L'Allemagne ferme un réacteur nucléaire
Conformément au plan arrêté par le gouvernement SPD/Verts, l'Allemagne a fermé définitivement une première centrael nucléaire dans la région de Hambourg. Le Ministre Vert de l'environnement s'est réjoui de cette première et a souligné que le programme devait se poursuivre jusqu'à la dernière fermeture en 2020. Mais d'ici là il y aura d'autres élections en Allemagne et il sera intéressant de voir si ce plan échappera aux vicissitudes de l'alternance politique. Quoi qu'il en soit, cette première fermeture permettra d'observer en vraie grandeur le démantèlement d'une centrale nucléaire, de vérifier l'exactitude des prévisions sur les difficultés techniques du démontage d'une installation si dangereuse et d'en établir le coût exact. Ce coût a probablement été constamment minimisé par le lobby nucléaire pour démontrer que le kilowatt nucléaire était moins cher que les autres.
L'Europe compte donc aujourd'hui 3 pays en voie de dénucléarisation : l'Allemagne, la Belgique et la Suède.Trois autres prennent le chemin inverse : la France, la Suède et dans une moindre mesure la Grande-Bretagne. Mais ces divergences dans la politique énergétique n'empêchent pas le mouvement de création d'une puissante industrie nucléaire européenne où chacun aurait ses spécialités : la France conserverait avec la Grande-Bretagne ses bombes (ancien ou nouveau modèle - voir notre précédent bulletin) et son usine de retraitement des déchets radioactifs à La Hague. Par contre elle abandonnerait son usine d'enrichissement de l'uranium (usine Eurodif de Pierrelatte) au profit du système utilisé par le consortium URENCO fondé par l'Allemagne, la Grande-Bretagne et les Pays-Bas.
Pour rendre l'uranium naturel fissile et donc utilisable soit dans les réacteurs nucléaires soit dans les bombes il faut l'enrichir, c'est-à-dire augmenter la proportion de l'isotope fissile ( U 235).Deux procédés sont utilisés : la diffusion gazeuse, procédé utilisé dans l'usine française et l'ultra centrifugation, procédé utilisé par URENCO. Il est aujourd'hui établi que le second est beaucoup plus économe en énergie et donc moins coûteux. C'est la raison qui a conduit le la France (CEA et AREVA)à entamer des négociations avec URENCO pour s'associer à ce groupe et adopter la technique de l'ultracentrifugation. En conséquence, l'usine EURODIF de Pierrelatte (1100 emplois) devrait fermer d'ici 2008/2010 et être remplacée par une nouvelle usine d'enrichissement utilisant le procédé URENCO.
Pas question d'abandonner l'enrichissement qui est une industrie qui enrichit et l'uranium et ses actionnaires.
La production française d'Uranium enrichi représente environ 25% de la production mondiale alors que la consommation nationale n'en représente qu'environ 10%. Donc il reste 15% pour l'exportation.
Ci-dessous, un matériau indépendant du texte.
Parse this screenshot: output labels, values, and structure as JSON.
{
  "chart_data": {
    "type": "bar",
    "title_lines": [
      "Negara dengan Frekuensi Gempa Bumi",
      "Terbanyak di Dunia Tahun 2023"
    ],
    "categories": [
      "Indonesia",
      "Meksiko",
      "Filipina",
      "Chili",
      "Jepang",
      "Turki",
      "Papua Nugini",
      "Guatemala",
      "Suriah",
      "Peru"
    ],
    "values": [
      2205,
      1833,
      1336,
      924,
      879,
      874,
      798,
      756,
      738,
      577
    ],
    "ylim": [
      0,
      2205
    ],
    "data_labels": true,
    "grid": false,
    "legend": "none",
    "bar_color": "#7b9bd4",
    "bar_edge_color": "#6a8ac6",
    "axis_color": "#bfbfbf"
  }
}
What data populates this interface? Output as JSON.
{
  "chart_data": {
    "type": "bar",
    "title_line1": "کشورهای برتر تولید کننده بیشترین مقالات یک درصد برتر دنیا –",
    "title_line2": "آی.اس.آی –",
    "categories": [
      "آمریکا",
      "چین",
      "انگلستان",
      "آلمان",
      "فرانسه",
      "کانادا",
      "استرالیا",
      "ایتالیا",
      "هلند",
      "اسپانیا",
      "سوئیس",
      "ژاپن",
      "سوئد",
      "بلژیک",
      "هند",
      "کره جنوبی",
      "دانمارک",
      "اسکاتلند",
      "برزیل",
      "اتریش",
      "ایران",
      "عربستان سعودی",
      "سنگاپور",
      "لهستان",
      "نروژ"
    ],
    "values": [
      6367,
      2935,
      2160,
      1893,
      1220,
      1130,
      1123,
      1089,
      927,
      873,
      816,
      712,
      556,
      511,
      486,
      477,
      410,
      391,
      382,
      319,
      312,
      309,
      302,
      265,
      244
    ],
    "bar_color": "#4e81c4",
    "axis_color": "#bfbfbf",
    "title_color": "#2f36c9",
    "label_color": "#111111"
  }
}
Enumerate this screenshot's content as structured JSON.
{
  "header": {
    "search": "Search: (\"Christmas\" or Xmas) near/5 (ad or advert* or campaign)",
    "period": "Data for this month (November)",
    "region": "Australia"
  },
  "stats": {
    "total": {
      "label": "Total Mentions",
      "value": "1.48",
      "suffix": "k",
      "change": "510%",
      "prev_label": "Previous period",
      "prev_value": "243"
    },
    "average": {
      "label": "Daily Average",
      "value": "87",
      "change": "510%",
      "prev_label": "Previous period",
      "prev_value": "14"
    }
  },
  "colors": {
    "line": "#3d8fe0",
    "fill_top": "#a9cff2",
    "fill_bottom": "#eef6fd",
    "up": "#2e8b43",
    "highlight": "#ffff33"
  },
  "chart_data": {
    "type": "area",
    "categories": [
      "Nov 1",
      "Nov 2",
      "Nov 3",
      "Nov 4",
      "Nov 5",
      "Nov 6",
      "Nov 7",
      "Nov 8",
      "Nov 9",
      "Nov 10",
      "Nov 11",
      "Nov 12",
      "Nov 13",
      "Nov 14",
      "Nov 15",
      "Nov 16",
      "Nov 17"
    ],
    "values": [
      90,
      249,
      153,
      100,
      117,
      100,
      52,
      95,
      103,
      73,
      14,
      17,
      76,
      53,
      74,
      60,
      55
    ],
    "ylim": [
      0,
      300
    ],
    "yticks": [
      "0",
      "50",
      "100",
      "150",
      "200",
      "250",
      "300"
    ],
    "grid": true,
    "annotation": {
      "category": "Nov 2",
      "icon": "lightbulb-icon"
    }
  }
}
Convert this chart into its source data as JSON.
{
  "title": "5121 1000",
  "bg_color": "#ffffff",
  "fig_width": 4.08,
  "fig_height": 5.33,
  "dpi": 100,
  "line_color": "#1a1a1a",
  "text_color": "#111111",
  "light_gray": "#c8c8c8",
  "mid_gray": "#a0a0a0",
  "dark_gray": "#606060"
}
L'alliance AREVA/URENCO va permettre de créer la première entreprise mondiale de production et de vente d'uranium enrichi. Il est même question que cette nouvelle multinationale européenne implante une usine aux Etats-Unis. Après ça les gouvernements européens pourront toujours lancer de grands débats sur leur politique énergétique, les choix stratégiques seront déjà faits.

ITER : la France face aux Etats-Unis
L'Union européenne a donc décidé de soutenir la candidature française pour l'installation du futur réacteur expérimental de fusion nucléaire. Le site de Cadarache a été retenu de préférence au s ite de Vandellos sur la côte catalane de l'Espagne. Le soutien intense du gouvernement Aznar à la candidature de Vandellos n'a pu contrebalancer le fait que l'industrie nucléaire française née dès la fin de la seconde guerre mondiale dispose d'un potentiel scientifique et technique largement supérieur et d'une expérience du nucléaire civil et militaire sans commune mesure avec celle de son concurrent malheureux. Mais passés les cocoricos de circonstance, il faut retomber sur terre.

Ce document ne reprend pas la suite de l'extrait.